L’invasion et l’occupation de l’Irak par les États-Unis est un exemple horrible du type de brutalité que l’armée américaine exerce dans le monde entier pour défendre ses intérêts. Les États-Unis, qui restent le premier vendeur d’armes mondial, disposent du budget militaire le plus important au monde, avec plus de 750 bases militaires dans 80 autres pays, et dépensent plus que la plupart des autres pays réunis.
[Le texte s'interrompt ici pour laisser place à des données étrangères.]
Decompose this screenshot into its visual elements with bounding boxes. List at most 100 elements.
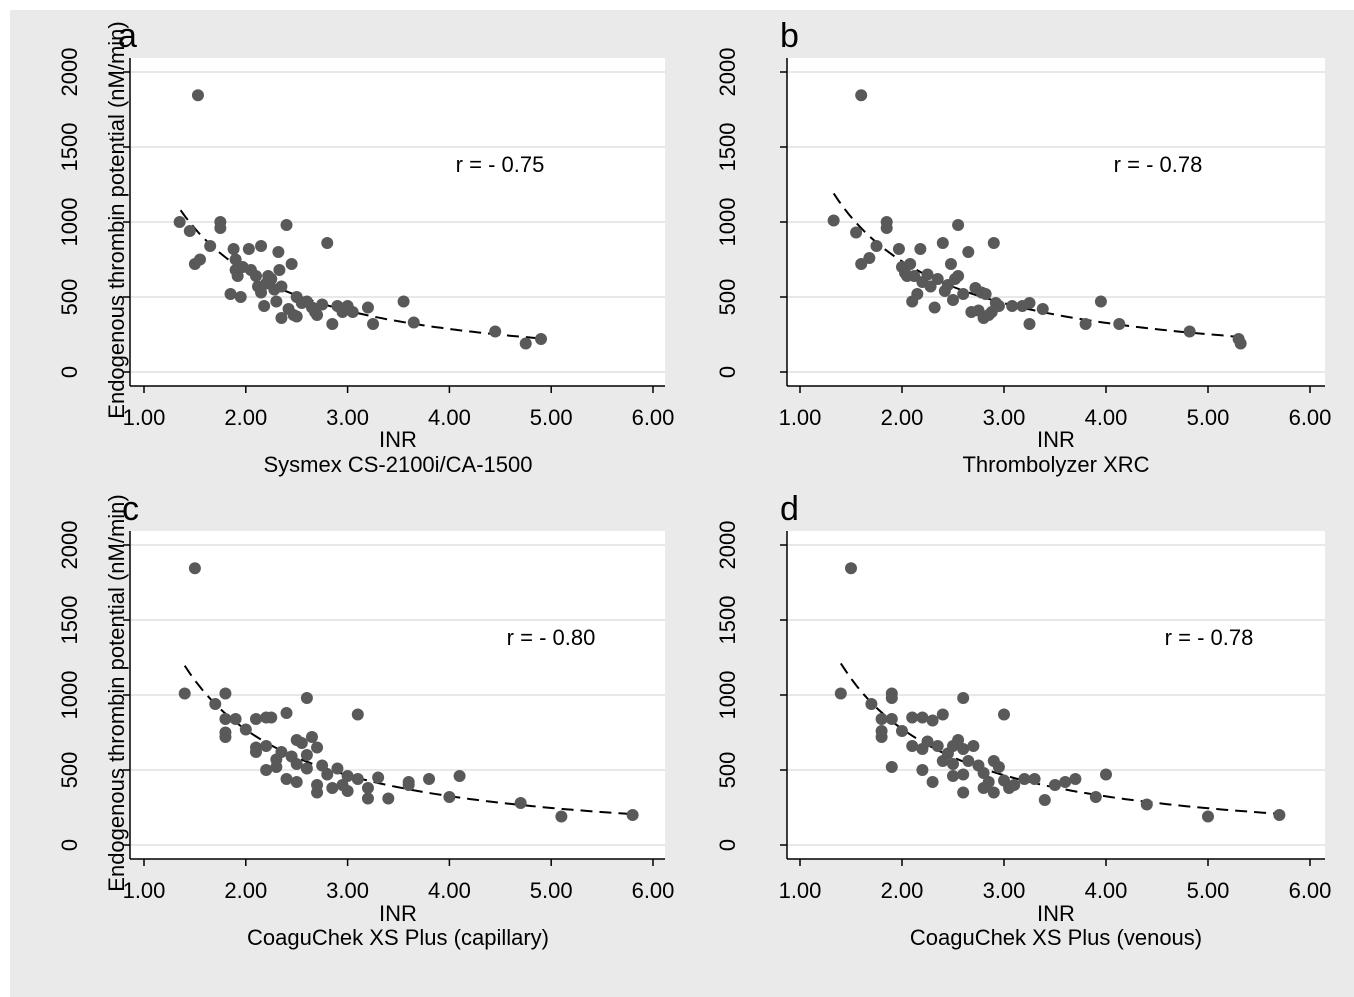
panel-d-point [977,767,990,779]
panel-a-ylabel: Endogenous thrombin potential (nM/min) [104,21,129,418]
panel-a-point [519,337,532,350]
panel-c-xlabel: INR [379,901,417,926]
panel-b-point [979,288,992,300]
panel-b-gridlines [788,71,1325,373]
panel-c-point [341,770,354,782]
panel-d-point [962,755,975,767]
panel-d-point [931,740,944,752]
panel-c-point [239,723,252,736]
panel-c-point [300,762,313,775]
panel-d-fit-line [839,662,1280,815]
panel-d-point [865,698,878,710]
panel-d-label: d [780,490,799,528]
panel-b-point [1023,318,1036,330]
panel-d-point [998,708,1010,721]
panel-a-point [367,318,380,330]
panel-a-point [270,295,283,308]
panel-d-point [947,758,959,770]
panel-c-point [341,785,354,797]
panel-c-point [626,809,639,821]
panel-d-xtick-label: 6.00 [1289,878,1332,903]
panel-d-annotation: r = - 0.78 [1165,625,1254,650]
panel-c-point [321,768,334,781]
panel-b-xtick-label: 2.00 [881,405,924,430]
panel-c-annotation: r = - 0.80 [507,625,596,650]
panel-c-point [453,770,466,782]
panel-c-point [270,761,283,773]
panel-a-point [234,291,247,303]
panel-d-point [967,740,980,752]
panel-c-point [260,740,273,752]
panel-a-point [229,253,242,266]
panel-a-ytick-label: 2000 [57,48,82,97]
panel-a-annotation: r = - 0.75 [456,152,545,177]
panel-d-point [1038,794,1051,806]
panel-b-ticks: 0 500 1000 1500 2000 1.00 2.00 3.00 4.00 5.00 6.00 [715,48,1331,430]
panel-b-point [947,294,959,306]
panel-a-xtick-label: 1.00 [123,405,166,430]
panel-a-point [489,325,502,338]
panel-b-point [952,270,965,282]
panel-c: 0 500 1000 1500 2000 1.00 2.00 3.00 4.00 5.00 6.00… [57,490,674,950]
panel-b-ytick-label: 500 [715,279,740,316]
panel-a-xtick-label: 3.00 [326,405,369,430]
panel-b-point [1079,318,1092,330]
panel-d-point [885,692,898,704]
panel-c-point [316,759,329,772]
panel-a-point [214,222,227,234]
panel-c-point [361,782,374,794]
panel-c-point [423,773,436,785]
panel-b-point [962,246,975,258]
panel-a: 0 500 1000 1500 2000 1.00 2.00 3.00 4.00 5.00 6.00… [57,17,674,477]
panel-a-point [346,306,359,318]
panel-d-point [936,708,949,721]
panel-d-point [926,776,939,788]
panel-d-point [916,711,929,724]
panel-b: 0 500 1000 1500 2000 1.00 2.00 3.00 4.00 5.00 6.00… [715,17,1331,477]
panel-c-point [249,746,262,758]
panel-d-ytick-label: 1500 [715,596,740,645]
panel-b-point [1036,303,1049,315]
panel-b-points [827,89,1247,350]
panel-b-point [924,280,937,293]
panel-a-point [326,318,339,330]
panel-c-point [382,792,395,805]
panel-c-point [260,764,273,776]
panel-b-point [921,268,934,281]
panel-d-point [834,687,847,700]
panel-d-ytick-label: 500 [715,752,740,789]
panel-a-xtick-label: 6.00 [632,405,675,430]
panel-c-point [290,758,303,770]
panel-d-ytick-label: 1000 [715,671,740,720]
panel-a-point [321,237,334,249]
panel-c-point [290,776,303,788]
panel-c-point [311,786,324,799]
panel-b-xtick-label: 3.00 [983,405,1026,430]
panel-d-gridlines [788,544,1325,846]
panel-a-point [265,273,278,285]
panel-c-point [372,771,385,784]
panel-b-point [911,288,924,300]
panel-b-point [936,237,949,249]
panel-a-point [255,286,268,299]
panel-b-ytick-label: 1500 [715,123,740,172]
panel-d-point [1273,809,1286,821]
panel-b-ytick-label: 1000 [715,198,740,247]
panel-c-point [219,687,232,700]
panel-a-point [311,309,324,321]
panel-c-ytick-label: 1000 [57,671,82,720]
panel-c-point [555,810,568,823]
panel-c-ytick-label: 500 [57,752,82,789]
panel-b-point [1183,325,1196,338]
panel-a-point [249,270,262,282]
panel-b-point [1094,295,1107,308]
panel-a-point [316,298,329,311]
panel-c-point [514,797,527,809]
panel-c-label: c [122,490,139,528]
panel-d-point [896,725,908,737]
panel-d-point [947,770,959,782]
panel-a-point [275,280,288,293]
panel-d-point [1018,773,1031,785]
panel-d-point [987,786,1000,799]
panel-c-ytick-label: 2000 [57,521,82,570]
Les États-Unis ne se soucient pas de la souveraineté des autres pays ni des droits des citoyens des autres nations, et ne se soucient pas des effets de leurs guerres sur les peuples du monde, tant qu’ils peuvent tirer en profit.

Vingt ans plus tard, la guerre des États-Unis contre l’Irak doit nous rappeler le niveau de violence sur lequel repose l’ensemble du système capitaliste : la guerre, la dévastation et la domination sont nécessaires à son fonctionnement. Afin de défendre ce système d’exploitation dans le monde entier, les États-Unis et d’autres gouvernements s’appuient sur la guerre pour imposer leur loi aux peuples du monde.

Un autre avenir est possible, un monde fondé sur le respect et la coopération entre les peuples du monde, plutôt que sur l’exploitation et la domination, un monde où les peuples peuvent vivre sans l’horreur des guerres. Mais cet avenir passe par la fin de ce système. Cet avenir dépend de nous.